El conflicto llamó a la puerta detrás de unos árboles a diez metros de Francis. Entre los arbustos y follaje se oyó el ruido de una rama rompiéndose. El francés levantó su rifle y le apuntó a su enemigo. O a los árboles, depende de quién lo mire.
―¿Quién está ahí? ¡Muéstrate!
Sintió pánico por primera vez desde que llegó a América. El rifle tiritaba en sus brazos imitando a su mandíbula. Se olvidó de los discursos de grandeza, de valentía que tanto había oído y profesado. Su único deseo en ese momento era correr, correr y seguir corriendo, cruzar el Mississippi. Pero se quedó quieto, inmóvil como monumento. Agudizó sus sentidos lo más que pudo y trató de divisar a la sombra.

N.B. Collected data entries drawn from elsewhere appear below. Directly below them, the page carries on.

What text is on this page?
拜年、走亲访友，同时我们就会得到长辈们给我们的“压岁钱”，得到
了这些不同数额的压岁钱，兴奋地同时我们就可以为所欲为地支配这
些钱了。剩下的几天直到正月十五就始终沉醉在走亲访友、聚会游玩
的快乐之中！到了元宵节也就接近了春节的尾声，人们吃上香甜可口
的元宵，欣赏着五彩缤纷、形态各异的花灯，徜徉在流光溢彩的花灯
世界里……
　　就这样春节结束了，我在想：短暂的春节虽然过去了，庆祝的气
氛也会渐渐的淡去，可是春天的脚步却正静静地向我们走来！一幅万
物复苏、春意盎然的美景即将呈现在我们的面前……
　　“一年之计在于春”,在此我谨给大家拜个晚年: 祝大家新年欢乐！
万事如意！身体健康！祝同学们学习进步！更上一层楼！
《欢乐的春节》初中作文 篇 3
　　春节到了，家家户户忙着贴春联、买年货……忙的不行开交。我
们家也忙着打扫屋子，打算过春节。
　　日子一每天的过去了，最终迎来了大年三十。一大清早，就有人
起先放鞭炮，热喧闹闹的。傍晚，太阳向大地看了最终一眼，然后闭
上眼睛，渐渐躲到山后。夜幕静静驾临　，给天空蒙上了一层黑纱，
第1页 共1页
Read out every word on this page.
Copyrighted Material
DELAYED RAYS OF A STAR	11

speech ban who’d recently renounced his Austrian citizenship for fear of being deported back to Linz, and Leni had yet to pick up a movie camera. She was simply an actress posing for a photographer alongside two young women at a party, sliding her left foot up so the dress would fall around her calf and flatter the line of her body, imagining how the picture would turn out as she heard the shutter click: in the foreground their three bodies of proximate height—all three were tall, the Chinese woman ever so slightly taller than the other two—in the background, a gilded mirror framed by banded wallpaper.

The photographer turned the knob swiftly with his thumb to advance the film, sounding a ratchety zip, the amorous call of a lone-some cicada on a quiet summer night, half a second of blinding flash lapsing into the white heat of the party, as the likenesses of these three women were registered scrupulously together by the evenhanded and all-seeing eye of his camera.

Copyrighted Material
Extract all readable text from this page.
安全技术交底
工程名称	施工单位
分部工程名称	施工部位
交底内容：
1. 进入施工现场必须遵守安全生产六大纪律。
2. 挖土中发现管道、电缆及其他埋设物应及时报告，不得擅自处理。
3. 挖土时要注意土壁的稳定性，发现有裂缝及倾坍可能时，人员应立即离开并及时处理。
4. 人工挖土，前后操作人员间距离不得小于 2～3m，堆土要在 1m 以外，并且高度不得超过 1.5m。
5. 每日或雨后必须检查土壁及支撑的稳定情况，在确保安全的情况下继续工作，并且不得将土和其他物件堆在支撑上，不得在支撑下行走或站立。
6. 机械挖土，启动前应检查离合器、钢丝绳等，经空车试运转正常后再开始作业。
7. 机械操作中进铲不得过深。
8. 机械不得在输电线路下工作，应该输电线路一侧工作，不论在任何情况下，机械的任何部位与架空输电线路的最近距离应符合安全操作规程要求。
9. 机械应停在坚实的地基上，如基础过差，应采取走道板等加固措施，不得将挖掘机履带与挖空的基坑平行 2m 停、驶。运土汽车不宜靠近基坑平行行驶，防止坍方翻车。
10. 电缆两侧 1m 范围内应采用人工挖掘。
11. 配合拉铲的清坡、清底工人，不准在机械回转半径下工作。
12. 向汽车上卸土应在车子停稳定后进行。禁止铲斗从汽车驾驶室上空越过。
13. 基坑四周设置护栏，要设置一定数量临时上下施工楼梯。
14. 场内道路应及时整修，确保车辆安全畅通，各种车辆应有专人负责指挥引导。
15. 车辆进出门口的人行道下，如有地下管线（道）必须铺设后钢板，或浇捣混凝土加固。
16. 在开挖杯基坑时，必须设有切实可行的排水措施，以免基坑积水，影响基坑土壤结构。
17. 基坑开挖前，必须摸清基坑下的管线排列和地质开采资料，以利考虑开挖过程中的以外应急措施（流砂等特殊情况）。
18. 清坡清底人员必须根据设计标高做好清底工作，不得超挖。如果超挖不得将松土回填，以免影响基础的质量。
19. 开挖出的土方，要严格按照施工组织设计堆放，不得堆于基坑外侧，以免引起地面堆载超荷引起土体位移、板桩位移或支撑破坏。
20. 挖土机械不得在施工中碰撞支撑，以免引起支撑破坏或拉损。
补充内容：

De repente: pasos. Veloces. ¿De dónde vienen? Están en todas partes. ¿Existen?
―Baja el arma ahora o no llegarás a pedir piedad –amenazó una voz en inglés. Parecía entrenada arduamente para mantener el tono violento. Ese idioma isleño siempre tuvo un dejo feroz. La voz parecía provenir de muy lejos, y hacer eco en los árboles, cuando en realidad salía de la boca que tenía en su nuca. La boca pertenecía al hombre que mantenía una daga debajo de su mandíbula y que con la otra mano mantenía el agarre en su cabello, haciendo que Francis no tuviera más opción que mirar hacia arriba. Parecía que iba a llover. El rifle perdió el agarre de sus manos.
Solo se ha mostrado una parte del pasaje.